Message  Mokhtar le Lun 28 Mar - 17:40

SID ALI ECH-CHERIF

Le chef des hommes choisis, la crème des protecteurs, le maître considérable, le saint bien connu, notre cheïkh Sid Ali ech-Cherif est un des protecteurs de la région.
Sa chaîne généalogique, d'après les documents, s'établit
ainsi : Ali ech-Cherif, — Ahmed, — Mohammed, — A'ïssa, — Mohammed, — Ech-Cherif, — Bou-I'nan, — El-H'assan, — Mansour, — Brahim, — Mohammed, —
A'mer, — Moussa, — Abd Allah, — Mohammed, — Bekheti , — A'ïad, — Tsabet, — Man-sour, — Moussa, — Bou Sa'ïd, — A'ii, — A'mer, — A'bd el-Hamid, — A'mr, — Moham-med, — Daoud, — A'li, — A'bd Allah, — Edris, — Edris, — A'bd Allah el-Kamel, — El-Hassan second, — El-Hassan es-Sibt, — Fatma ez-Zohra.

Ce personnage, qui, sous la direction du cheïkh Abd el-Kader ben Khedda et de Mohammed ben Abd el-Kerim el-Mer'efaoui, avait puisé aux meilleures sources, et qui était un homme de science et de piété, habita la bourgade de Mascara (1) et devint imam de la mosquée qui porte son nom.

Dieu lui avait départi la connaissance es vérités pures et des lois d'institution divine, et, en outre, il l'avait doué d'un extérieur qui en imposait et commandait le respect. Et sa puissance physique était telle, que quand, par exemple, il arrêtait son regard sur une personne, quelle qu'elle fût, cette personne se sentait dominée et rivée sur place; elle ne pouvait plus lever les yeux.

Sid Ali était un pratiquant austère et il ne se départissait pas de la règle qu'il s'était imposée : il s'abluait avant chaque prière, et ensuite, en priant, il prolongeait les postures.
Mais quand, comme imam, il dirigeait les fidèles, il n'accordait plus alors à chacune des postures prescrites que le temps voulu.
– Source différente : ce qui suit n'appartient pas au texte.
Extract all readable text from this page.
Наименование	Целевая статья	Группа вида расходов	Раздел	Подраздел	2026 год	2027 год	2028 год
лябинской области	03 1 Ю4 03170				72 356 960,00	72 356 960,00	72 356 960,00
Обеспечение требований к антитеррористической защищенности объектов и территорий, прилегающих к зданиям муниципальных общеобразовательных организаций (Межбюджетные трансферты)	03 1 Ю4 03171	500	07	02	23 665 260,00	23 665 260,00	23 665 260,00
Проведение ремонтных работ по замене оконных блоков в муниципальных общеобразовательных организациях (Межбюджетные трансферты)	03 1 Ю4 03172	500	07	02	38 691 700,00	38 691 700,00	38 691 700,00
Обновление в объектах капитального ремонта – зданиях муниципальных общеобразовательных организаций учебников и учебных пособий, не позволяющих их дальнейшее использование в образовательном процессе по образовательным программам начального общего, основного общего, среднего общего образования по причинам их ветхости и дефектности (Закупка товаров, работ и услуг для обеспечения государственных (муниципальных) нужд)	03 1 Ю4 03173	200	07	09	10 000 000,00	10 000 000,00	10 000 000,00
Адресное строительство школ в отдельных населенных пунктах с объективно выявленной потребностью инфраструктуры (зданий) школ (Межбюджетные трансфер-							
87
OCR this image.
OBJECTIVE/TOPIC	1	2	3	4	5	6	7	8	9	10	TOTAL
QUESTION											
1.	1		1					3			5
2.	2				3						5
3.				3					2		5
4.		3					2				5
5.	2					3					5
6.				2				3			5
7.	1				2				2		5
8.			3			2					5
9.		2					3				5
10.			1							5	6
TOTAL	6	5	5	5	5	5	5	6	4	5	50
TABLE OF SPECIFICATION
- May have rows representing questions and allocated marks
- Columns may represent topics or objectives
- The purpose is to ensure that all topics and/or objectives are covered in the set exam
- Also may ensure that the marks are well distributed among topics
Son mode de vie attira l'attention des hommes de discernement, et ils comprirent qu'il était éclairé d'en-Haut. Aussi, dans leurs recommandations à leurs proches, leur désignant le personnage, ils leur répétaient : « Faites attention ! évitez ce qui pourrait déplaire à Sid Ali, car les prières qu'il adresse à Dieu sont exaucées ! »
…………..
L'influence du saint homme devint prépondérante, et quiconque était aux prises avec les difficultés de la vie savait ces difficultés résolues, si le cheïkh intervenait; l'envoi de son chapelet ou de son serviteur écartait les obstacles.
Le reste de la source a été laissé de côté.